Matthew Ennis Photography

It's also the alluring one-upmanship of grind and sacrifice. How quickly we lose sight of that feeling from which grew the overwhelming need to be a parent and how quickly we lose sight of the fact that we once loved someone enough to make a child with them.

We stick the boot in the opposite sex or the working mothers or the stay-at-home mothers.

The mothers who send brownies in their kids' school lunch boxes or the mothers who breastfeed in public.

The fathers who spend too much time on the couch.

We avoid like gastro any opportunity to celebrate each other for our differences, which are neither the exclusive domain of men or women. Instead we are stressing out over silly parenting fads.

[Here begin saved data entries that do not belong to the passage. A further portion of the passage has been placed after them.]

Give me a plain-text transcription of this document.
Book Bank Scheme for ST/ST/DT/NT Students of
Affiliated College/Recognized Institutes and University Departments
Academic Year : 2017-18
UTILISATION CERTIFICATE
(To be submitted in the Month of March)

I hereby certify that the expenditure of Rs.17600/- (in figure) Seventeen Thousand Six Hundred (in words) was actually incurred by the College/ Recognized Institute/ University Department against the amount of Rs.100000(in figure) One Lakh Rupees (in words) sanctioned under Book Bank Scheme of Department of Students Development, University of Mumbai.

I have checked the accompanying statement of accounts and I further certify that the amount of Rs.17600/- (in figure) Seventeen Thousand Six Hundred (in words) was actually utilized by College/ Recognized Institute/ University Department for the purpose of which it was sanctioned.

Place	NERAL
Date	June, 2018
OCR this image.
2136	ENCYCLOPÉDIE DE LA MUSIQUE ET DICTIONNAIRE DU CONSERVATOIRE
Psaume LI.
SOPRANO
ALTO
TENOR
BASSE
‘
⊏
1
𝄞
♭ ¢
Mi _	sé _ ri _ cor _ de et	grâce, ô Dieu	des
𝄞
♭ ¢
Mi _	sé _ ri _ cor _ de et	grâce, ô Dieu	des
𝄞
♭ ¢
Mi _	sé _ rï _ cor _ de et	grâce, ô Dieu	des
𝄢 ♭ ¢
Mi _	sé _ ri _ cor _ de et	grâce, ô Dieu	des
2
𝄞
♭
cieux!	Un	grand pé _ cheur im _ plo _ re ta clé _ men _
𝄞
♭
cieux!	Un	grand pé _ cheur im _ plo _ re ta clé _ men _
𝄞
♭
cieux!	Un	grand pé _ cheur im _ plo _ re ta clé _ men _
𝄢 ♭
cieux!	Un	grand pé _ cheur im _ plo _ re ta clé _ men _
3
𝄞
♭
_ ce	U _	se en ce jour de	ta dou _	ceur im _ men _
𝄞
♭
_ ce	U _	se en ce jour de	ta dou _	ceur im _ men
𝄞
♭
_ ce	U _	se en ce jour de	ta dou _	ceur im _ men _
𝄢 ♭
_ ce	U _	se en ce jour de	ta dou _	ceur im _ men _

I have a friend whose wife walked out on the family when her youngest of five children was a preschooler. But the usual narrative is that it's a man that does this.

This father has not only risen to the challenge but he has raised five amazing young people with a firm hand and a loving heart.

Sure he has made mistakes but it might interest Edwards to know that he has been there for every snotty sneeze and toxic vomit.

And he's a man, cast from that cloth of apparent Neanderthals bent on shirking their parental responsibilities.

Three of the kids are now at university, one doing her HSC and the other one starts high school soon.

I don't want to feel inadequate at the most important job in my life but competitive parent whingeing will keep me there if I indulge in it.

If you can't celebrate the fact that others, be they men or women, choose different paths in life, bite your tongue.

As a colleague noted this week, parenthood for this generation is the new version of "I walked 12 miles to school barefoot and every day in the snow uphill both ways".

We need to stop making parenthood sound like the worst thing in the world. That's the very least we owe our beautiful children.